Tuesday, February 12, 2013

But I Don't Know Anyone? Overcoming a Key Barrier to Church and Youth Ministry Involvement

We want to be known.

In an age of 24/7 transparency and on-line streaming of statuses, photos, check-ins, and tweets, we are more connected to more people than ever before in human history. We have absurd amounts of "friends" and "followers" and are tempted to allow these lists to define who we are and what we do. There is not much left to the imagination and some would even wonder why we talk anymore when what we would say in person has already been posted and made public on-line.

In a sense, we are known.

Yet, youth ministry directors and church pastors continue to hear, when pressed about lack of involvement in related activities and formation opportunities, the common refrain from adults and youth alike: "I don't know anyone."

Is it possible that in this technological age we are paradoxically more connected than ever before and more disconnected than ever before?

Despite instant access to the masses across diverse cultural, geographic, and linguistic barriers, we still fear anonymity. We are anxious about the unfamiliar. We struggle with being the new guy or new girl. We don't like not knowing anyone.

We wonder if we are really known.

When we combine not knowing and not being known the real tremptation is to not engage and assume not being welcome. That said, I offer below a few words for fence sitters and actively involved participants in the hopes of fostering opportunities to overcome a key barrier to church and youth ministry involvement: But I don't know anyone.

Words for Fence Sitters

I start here not because you bear the brunt of responsibility, but because you deeply matter. I once heard that the future does not come from the front of the room, but from the back. The real voice of influence is not the one spoken most and with the greatest force, but the real voice of influence often has yet to be spoken, heard, or considered. Faith communities need you. While we may not always come across as though we value your presence and long for your gifts, we do. So with humility and recognition of our tendency to hinder your desire to engage, we dare you and invite you once again (or for the first time) to:

Take a Risk: The first step is often the hardest. The fear of not knowing and not being known are difficult and seemingly impossible obstacles to overcome. It takes courage and risk to walk into a crowd without the comfort of a familiar face. But we are praying for you, we are looking for you, churches and youth ministries are hoping for you to come. And then, just maybe, you won't be so unfamiliar...and neither will we.

Invite Someone to Come with You: The best way to defeat the fear of not knowing and not being known is to bring someone with you who you do know. Don't travel alone. Bring a friend.

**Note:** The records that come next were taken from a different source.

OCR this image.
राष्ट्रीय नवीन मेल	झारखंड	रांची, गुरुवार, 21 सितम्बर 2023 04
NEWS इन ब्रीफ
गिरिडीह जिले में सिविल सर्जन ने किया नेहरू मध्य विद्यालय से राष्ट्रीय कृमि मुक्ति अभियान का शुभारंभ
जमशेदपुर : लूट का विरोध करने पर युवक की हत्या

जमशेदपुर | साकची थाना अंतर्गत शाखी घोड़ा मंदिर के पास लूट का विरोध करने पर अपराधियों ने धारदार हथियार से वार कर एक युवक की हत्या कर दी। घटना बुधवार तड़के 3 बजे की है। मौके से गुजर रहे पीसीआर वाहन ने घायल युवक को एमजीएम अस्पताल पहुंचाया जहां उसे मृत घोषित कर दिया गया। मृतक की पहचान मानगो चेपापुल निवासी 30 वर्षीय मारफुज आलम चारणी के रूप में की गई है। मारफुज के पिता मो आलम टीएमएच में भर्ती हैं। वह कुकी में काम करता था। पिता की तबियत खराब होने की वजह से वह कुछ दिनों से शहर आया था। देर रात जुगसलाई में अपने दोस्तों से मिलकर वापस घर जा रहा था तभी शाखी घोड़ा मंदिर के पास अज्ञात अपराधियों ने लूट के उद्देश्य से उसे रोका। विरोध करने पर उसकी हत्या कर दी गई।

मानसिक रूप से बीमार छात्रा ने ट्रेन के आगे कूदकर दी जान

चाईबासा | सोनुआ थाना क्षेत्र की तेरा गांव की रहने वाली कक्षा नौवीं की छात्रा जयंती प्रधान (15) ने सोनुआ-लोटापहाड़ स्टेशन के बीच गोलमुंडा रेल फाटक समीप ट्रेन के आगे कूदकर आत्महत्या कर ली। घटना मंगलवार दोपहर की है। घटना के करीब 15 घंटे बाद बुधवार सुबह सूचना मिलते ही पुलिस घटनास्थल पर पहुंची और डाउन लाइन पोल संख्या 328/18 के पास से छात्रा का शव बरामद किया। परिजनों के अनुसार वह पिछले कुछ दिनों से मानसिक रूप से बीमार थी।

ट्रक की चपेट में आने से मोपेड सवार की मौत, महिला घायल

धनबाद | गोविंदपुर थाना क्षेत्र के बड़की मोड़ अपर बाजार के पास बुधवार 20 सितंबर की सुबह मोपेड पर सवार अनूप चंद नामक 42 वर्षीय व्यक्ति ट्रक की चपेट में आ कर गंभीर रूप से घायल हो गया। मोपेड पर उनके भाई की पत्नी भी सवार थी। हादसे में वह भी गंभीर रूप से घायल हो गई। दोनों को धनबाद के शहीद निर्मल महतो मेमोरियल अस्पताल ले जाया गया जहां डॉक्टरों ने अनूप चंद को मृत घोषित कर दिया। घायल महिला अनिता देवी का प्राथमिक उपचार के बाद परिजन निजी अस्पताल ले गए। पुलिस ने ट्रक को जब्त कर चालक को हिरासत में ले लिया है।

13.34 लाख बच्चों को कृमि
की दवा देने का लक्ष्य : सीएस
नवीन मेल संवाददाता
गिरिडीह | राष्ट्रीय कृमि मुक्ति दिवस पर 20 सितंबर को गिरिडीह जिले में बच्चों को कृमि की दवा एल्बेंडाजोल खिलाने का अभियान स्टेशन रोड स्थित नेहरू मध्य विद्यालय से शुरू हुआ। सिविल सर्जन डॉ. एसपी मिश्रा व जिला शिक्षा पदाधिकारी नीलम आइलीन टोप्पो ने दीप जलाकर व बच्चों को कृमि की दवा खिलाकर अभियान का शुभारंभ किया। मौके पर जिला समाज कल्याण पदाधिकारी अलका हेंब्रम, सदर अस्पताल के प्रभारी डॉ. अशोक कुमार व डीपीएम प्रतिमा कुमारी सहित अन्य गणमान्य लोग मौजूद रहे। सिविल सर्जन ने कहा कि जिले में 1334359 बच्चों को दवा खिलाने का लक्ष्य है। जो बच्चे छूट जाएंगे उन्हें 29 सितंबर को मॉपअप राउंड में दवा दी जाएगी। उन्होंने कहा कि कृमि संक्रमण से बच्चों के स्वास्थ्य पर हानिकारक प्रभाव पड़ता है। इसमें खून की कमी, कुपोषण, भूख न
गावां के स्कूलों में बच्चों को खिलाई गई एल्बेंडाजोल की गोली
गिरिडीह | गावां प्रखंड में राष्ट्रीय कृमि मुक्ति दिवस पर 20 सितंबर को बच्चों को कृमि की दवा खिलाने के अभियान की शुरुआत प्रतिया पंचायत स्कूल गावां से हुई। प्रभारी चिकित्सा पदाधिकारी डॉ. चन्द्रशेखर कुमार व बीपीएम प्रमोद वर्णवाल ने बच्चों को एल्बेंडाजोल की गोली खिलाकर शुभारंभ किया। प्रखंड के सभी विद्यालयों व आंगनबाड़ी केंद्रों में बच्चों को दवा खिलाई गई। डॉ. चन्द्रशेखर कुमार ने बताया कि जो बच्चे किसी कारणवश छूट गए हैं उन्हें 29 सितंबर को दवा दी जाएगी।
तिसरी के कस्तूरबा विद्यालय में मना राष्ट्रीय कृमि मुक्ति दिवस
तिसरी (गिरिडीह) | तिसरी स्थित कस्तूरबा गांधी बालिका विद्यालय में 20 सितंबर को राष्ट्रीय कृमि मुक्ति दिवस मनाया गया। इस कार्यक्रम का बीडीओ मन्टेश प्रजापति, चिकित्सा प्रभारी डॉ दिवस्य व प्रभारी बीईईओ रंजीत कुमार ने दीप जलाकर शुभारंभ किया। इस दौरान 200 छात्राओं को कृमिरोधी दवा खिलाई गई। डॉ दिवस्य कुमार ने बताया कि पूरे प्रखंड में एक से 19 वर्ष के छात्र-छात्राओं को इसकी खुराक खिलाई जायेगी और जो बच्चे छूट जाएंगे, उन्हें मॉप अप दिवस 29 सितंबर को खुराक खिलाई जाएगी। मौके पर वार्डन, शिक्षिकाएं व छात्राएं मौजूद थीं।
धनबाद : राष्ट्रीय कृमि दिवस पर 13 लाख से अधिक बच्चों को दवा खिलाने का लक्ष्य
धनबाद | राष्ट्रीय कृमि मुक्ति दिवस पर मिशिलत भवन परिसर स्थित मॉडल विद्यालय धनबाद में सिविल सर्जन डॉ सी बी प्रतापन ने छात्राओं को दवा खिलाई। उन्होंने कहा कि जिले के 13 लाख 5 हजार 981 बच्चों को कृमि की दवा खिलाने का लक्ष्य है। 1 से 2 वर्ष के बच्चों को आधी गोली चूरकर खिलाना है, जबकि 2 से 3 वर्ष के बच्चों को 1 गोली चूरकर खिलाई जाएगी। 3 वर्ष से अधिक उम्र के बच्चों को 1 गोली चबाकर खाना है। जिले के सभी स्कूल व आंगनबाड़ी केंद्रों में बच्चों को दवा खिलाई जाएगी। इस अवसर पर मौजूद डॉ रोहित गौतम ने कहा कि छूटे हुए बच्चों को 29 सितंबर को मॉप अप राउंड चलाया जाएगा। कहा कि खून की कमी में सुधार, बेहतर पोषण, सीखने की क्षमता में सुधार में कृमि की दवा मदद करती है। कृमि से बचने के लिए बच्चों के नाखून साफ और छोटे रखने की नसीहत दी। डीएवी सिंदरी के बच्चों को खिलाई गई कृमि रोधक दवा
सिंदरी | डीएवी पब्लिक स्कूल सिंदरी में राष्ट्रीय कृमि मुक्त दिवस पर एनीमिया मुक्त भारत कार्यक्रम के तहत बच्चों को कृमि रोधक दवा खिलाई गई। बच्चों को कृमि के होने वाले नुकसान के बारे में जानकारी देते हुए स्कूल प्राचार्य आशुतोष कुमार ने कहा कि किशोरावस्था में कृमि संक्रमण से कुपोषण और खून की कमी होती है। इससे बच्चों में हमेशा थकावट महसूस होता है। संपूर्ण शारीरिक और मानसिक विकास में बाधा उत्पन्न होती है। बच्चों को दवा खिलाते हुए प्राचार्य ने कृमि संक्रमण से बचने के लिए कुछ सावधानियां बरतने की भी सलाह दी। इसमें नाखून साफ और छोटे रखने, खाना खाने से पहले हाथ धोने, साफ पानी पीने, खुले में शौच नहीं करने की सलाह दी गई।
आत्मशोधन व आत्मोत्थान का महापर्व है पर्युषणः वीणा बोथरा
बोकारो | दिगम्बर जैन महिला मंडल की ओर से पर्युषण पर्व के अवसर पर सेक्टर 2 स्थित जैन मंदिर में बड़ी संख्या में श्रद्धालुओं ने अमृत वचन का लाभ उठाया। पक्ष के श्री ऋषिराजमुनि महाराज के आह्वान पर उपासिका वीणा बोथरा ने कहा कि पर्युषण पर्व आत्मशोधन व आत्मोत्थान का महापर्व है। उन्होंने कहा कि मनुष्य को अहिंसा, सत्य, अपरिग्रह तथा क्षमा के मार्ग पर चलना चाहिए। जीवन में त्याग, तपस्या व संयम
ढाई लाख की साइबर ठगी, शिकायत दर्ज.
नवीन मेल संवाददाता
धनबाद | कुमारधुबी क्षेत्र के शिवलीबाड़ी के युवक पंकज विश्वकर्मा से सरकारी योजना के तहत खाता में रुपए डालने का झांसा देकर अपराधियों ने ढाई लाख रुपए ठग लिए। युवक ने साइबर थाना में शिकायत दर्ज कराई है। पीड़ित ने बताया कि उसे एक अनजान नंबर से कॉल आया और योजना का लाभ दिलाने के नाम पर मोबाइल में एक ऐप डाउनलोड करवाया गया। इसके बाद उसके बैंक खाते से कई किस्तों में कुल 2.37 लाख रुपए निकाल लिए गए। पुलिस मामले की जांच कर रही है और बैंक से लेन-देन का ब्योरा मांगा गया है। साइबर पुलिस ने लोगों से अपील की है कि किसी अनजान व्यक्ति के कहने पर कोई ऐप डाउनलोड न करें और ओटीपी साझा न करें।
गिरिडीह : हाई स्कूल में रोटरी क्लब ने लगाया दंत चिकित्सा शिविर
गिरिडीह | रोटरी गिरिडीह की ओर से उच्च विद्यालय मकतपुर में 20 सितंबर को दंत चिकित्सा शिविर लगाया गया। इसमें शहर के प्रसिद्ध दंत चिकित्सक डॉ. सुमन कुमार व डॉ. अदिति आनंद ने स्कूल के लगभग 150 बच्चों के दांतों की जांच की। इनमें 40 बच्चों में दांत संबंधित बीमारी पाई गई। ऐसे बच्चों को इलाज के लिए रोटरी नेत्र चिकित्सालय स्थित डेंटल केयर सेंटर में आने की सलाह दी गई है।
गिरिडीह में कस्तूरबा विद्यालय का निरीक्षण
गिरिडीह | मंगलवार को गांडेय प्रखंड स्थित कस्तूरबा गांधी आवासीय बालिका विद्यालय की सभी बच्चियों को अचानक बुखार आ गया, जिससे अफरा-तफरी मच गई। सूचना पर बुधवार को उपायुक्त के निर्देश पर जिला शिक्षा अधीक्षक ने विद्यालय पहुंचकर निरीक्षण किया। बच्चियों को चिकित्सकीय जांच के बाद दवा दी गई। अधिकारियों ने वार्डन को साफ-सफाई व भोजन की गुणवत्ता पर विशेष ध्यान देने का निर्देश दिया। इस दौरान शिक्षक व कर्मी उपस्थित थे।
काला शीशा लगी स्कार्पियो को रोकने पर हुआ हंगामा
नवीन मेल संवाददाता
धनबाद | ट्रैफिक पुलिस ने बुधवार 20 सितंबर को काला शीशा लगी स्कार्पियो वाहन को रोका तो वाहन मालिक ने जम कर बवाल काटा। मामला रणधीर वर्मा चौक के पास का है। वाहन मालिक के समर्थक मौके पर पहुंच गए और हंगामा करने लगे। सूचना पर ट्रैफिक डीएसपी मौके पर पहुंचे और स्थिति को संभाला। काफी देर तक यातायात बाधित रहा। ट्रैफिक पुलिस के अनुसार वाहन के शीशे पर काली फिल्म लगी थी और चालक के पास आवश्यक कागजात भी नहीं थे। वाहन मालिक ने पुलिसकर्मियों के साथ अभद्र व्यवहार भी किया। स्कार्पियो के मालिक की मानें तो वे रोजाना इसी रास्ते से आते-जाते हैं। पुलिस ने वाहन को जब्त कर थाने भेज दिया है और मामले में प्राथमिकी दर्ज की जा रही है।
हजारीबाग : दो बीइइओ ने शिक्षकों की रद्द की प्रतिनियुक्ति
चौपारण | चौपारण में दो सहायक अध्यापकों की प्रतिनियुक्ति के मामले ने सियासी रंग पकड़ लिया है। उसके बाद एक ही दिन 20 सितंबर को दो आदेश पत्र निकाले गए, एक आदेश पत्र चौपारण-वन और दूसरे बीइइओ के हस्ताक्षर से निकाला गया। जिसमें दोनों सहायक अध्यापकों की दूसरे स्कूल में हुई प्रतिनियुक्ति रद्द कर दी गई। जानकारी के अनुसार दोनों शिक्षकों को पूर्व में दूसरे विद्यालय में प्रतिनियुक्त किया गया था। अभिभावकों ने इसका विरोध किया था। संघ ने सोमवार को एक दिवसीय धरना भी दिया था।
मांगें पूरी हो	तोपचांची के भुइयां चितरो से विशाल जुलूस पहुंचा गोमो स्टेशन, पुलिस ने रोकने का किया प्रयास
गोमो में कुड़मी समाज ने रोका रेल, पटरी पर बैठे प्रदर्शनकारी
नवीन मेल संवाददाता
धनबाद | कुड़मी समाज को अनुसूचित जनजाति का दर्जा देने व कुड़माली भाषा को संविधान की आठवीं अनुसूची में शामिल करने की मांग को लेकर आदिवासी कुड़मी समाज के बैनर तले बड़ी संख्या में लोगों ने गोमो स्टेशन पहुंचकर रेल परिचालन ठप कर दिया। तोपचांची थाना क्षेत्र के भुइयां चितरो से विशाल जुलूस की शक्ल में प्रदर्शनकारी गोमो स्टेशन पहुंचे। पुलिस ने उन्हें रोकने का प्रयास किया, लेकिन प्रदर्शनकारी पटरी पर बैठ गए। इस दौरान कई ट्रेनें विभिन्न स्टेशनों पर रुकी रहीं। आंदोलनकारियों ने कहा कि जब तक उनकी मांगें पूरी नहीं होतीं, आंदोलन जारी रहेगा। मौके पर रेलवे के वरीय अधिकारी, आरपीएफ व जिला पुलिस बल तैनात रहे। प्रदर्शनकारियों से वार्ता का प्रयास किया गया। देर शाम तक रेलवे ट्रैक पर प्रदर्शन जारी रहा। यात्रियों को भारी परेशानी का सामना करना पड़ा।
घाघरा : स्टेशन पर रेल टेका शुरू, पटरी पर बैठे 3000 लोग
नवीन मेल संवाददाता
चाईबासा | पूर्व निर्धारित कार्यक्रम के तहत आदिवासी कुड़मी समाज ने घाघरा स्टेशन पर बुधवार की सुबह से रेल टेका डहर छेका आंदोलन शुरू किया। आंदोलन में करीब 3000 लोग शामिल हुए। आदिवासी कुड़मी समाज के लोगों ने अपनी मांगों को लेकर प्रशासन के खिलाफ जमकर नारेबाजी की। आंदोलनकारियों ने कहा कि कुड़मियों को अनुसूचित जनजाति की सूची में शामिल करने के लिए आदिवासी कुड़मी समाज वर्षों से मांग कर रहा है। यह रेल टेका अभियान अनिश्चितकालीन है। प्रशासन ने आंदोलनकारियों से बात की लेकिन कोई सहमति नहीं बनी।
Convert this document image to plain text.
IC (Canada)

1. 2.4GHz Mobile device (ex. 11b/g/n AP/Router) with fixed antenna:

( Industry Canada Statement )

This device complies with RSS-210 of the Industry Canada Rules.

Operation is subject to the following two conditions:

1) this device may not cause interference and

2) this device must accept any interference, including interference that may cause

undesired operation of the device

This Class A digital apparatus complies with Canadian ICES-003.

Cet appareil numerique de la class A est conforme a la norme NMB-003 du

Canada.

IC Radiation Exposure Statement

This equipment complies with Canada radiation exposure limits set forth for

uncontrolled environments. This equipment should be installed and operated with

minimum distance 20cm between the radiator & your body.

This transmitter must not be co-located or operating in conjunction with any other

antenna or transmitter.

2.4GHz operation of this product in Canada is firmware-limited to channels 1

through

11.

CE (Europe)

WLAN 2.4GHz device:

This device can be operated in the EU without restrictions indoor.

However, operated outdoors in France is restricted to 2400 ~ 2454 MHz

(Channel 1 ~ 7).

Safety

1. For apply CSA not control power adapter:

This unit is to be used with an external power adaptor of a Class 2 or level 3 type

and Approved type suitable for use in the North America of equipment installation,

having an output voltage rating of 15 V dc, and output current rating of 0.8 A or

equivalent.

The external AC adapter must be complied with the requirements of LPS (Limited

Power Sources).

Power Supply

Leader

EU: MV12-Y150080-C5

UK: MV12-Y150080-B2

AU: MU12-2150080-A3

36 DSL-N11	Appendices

Come More Than Once: The only thing more difficult than risk taking is to build relationships and become familiar when you only have experienced a particular community once. True- first impressions are very telling of what you may be getting into, but come a second, third, fourth time and discover what these communities are really all about. We are so grateful for those who offer second chances...

Share Your Gifts: We not only want you to come, we would love for you to share what makes you uniquely you. What gifts can you bring to our community that can shed light in a new way what it means to be alive, to be human, and to be created in the imago Dei.

Provide Feedback: Again, your voice matters. Share with those connected about your experience. If you have taken the risk and decided to stay involved and connected, share with others why. Reflect with those in your community about what kept you coming. If your experience with a particular community was poor and you have decided not to return, please take a final risk and provide feedback. Communities depend on such reflections in order to improve their witness and welcome.

Words for Active Participants

Take a Risk | Extend Invitations: Consider how it was that you first got involved and then offer that to another. Dare to move beyond the assumption that church friends are for church and school and work friends are for those places out there. Take a risk and respond to the call to invite someone in your neighborhood or on your sports team to be a part of the community you love so much.

Don't Hoard the Good Stuff: Jesus said it this way, and your choir teach may have, too: don't hide your light under a bushel- No! Look for ways to share the blessings of Christian community with others. Remember, the good news is not only for us, but also and especially for the whole world.

Look for the New Person: It's easy to get caught up in what's familiar and miss the person walking in for the first time. Have the eyes to see those who are taking a risk and daring to be a part of what the Spirit is up to in this place. Introduce them to others in the community and be willing to listen.

Names and Stories: Nothing says I know you like actually asking for and remembering a name. Take it a step farther and ask about who they are, what they like, and be willing to share a little about yourself, too. When it comes down to it, Christian community is an art of massive storytelling and story sharing. Know yours. Share it. Listen to those of others. Youth ministries and churches must do a better job to create space for these sorts of real human interactions and storytelling.

Follow-Up: Send a note of welcome. Post an encouraging comment on a Facebook timeline. Tweet a shout out. I hear phone calls still are possible, too :) Remind new friends and neighbors that they matter and their risk to participate was noticed and appreciated. We would love to have you back!

Pray: Know that God is the one who provokes us by the Spirit to follow Jesus. Pray for those who have yet to come. Pray for courage to extend invitations, especially to those labeled as "outsiders." Pray for those who have taken the risk and shown up. Pray for them to stay connected.

"The Church seeks to include all people and is never content to enjoy the benefits of Christian community for itself alone."